6.2.2 Schwerpunkte in den Leistungsvereinbarungen

Die universitäre Profilbildung ist auch in der Periode 2022-24 wieder ein wesentliches Thema. Viele Universitäten verfolgen dabei das Ziel, ihre Stärkefelder zu bündeln und ihre Forschungsaktivitäten inter- und transdisziplinär zu vernetzen, um die Sichtbarkeit nach außen zu erhöhen. Dabei spielt auch die Konkurrenz um Drittmittel im Bereich der wissenschaftlichen Exzellenz – etwa die Exzellenzinitiative des FWF auf nationaler Ebene und ERC Grants des Europäischen Forschungsrates (European Research Council – ERC) auf europäischer Ebene – eine zunehmend größere Rolle. 

In den Leistungsvereinbarungen 2022–2024 haben alle Universitäten Forschungsschwerpunkte definiert. Je nach Ausrichtung der Universität und ihrer Prioritäten gestalten sich diese unterschiedlich (vgl. Tabelle 6.2.2-1). 

Tabelle 6.2.2-1: Übersicht über die Forschungsschwerpunkte und Schwerpunkte in der Entwicklung und Erschließung der Künste aus den LV 2022–2024

Quelle: LV 2022–2024 der Universitäten

Die Auswahl der Forschungsschwerpunkte orientiert sich an herausragenden Forschungsleistungen anhand von Preisen, Auszeichnungen, Großprojekten und erfolgreich lukrierten Drittmitteln (z. B. ERC Grants, FWF-Spezialforschungsbereiche, FWF-Doktoratskollegs, START-Preise, Wittgenstein-Preis, CD-Labors, COMET-Projekte, Exzellenzinitiative des FWF). 

Neben der Umsetzung der LV-Ziele zur Profilbildung berichten die Universitäten in den Wissensbilanzen über Entwicklungen und Erfolge in ihren Forschungsschwerpunkten, um die Wirkung profilbildender Maßnahmen zu belegen. 
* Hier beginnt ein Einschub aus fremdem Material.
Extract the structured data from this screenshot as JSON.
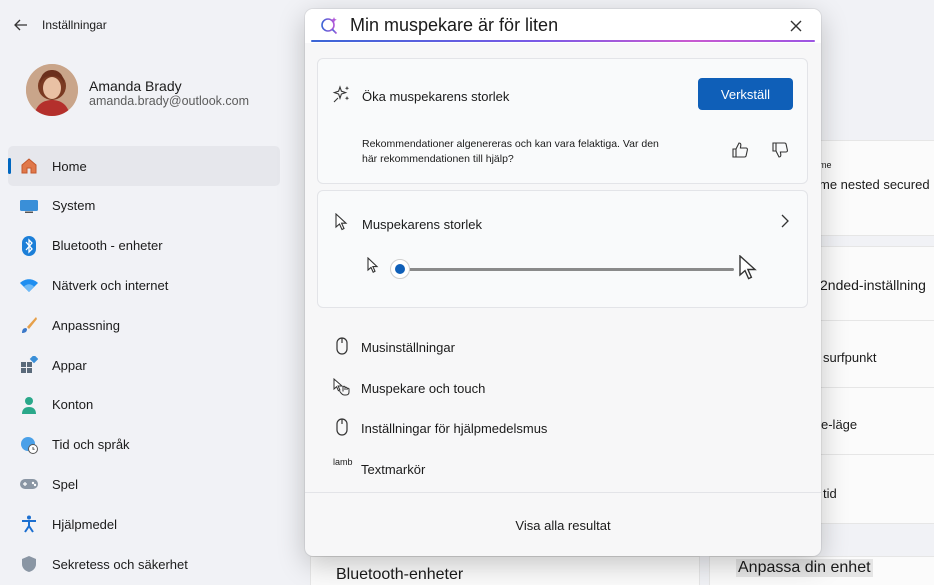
{
  "app": {
    "title": "Inställningar",
    "back_icon": "arrow-left-icon"
  },
  "profile": {
    "name": "Amanda Brady",
    "email": "amanda.brady@outlook.com"
  },
  "nav": [
    {
      "label": "Home",
      "icon": "home-icon",
      "active": true
    },
    {
      "label": "System",
      "icon": "monitor-icon"
    },
    {
      "label": "Bluetooth - enheter",
      "icon": "bluetooth-icon"
    },
    {
      "label": "Nätverk och internet",
      "icon": "wifi-icon"
    },
    {
      "label": "Anpassning",
      "icon": "brush-icon"
    },
    {
      "label": "Appar",
      "icon": "apps-icon"
    },
    {
      "label": "Konton",
      "icon": "person-icon"
    },
    {
      "label": "Tid och språk",
      "icon": "globe-clock-icon"
    },
    {
      "label": "Spel",
      "icon": "gamepad-icon"
    },
    {
      "label": "Hjälpmedel",
      "icon": "accessibility-icon"
    },
    {
      "label": "Sekretess och säkerhet",
      "icon": "shield-icon"
    }
  ],
  "background": {
    "fragment_me": "me",
    "fragment_nested": "me nested secured",
    "fragment_2nded": "2nded-inställning",
    "fragment_surfpunkt": "surfpunkt",
    "fragment_lage": "e-läge",
    "fragment_tid": "tid",
    "bottom_left_title": "Bluetooth-enheter",
    "bottom_right_title": "Anpassa din enhet"
  },
  "search": {
    "query": "Min muspekare är för liten"
  },
  "recommendation": {
    "title": "Öka muspekarens storlek",
    "apply_label": "Verkställ",
    "note": "Rekommendationer algenereras och kan vara felaktiga. Var den här rekommendationen till hjälp?"
  },
  "pointer_size": {
    "title": "Muspekarens storlek",
    "slider_value": 0
  },
  "results": [
    {
      "label": "Musinställningar",
      "icon": "mouse-icon"
    },
    {
      "label": "Muspekare och touch",
      "icon": "pointer-touch-icon"
    },
    {
      "label": "Inställningar för hjälpmedelsmus",
      "icon": "mouse-icon"
    },
    {
      "label": "Textmarkör",
      "prefix": "lamb"
    }
  ],
  "footer": {
    "show_all": "Visa alla resultat"
  },
  "colors": {
    "accent": "#0f5fb8",
    "nav_indicator": "#0067c0"
  }
}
Die Ressourcenwirksamkeit der Forschungsschwerpunkte durch Berufungs- und Personalpolitik und durch Investition in Forschungsinfrastruktur (FI) ist Teil der gesamtösterreichischen Entwicklungsplanung; Organisation und Umsetzung der inhaltlichen Schwerpunkte liegen im autonomen Bereich der Universitäten. Sie unterliegen einem laufenden universitätsinternen Evaluierungsprozess mit Fokus auf die Profilschärfung und internationale Positionierung der österreichischen Universitäten.
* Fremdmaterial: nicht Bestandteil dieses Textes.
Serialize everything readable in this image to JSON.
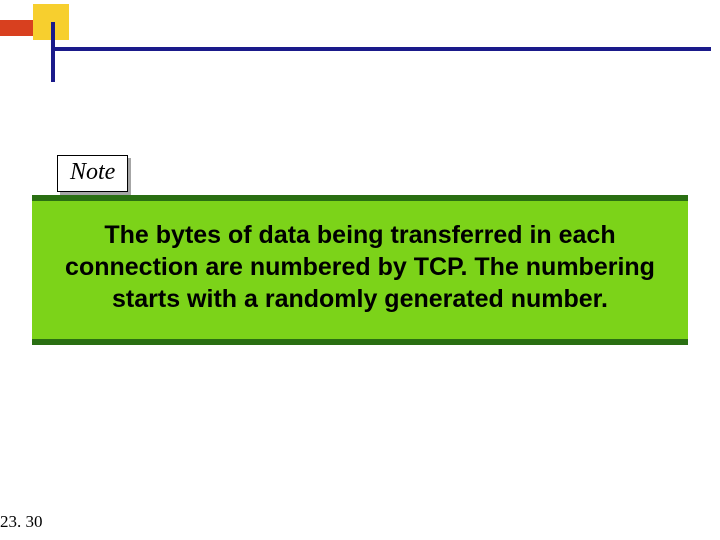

Im Folgenden werden exemplarisch die Schwerpunktsysteme jener Universitäten kurz vorgestellt, deren Forschende ein Cluster of Excellence der Exzellenzinitiative des FWF (vgl. Abschnitt 6.2.3) als Director of Research leiten. Dies soll verdeutlichen, wie sich Themen der einzelnen Cluster aus den Forschungsschwerpunkten heraus entwickelt haben.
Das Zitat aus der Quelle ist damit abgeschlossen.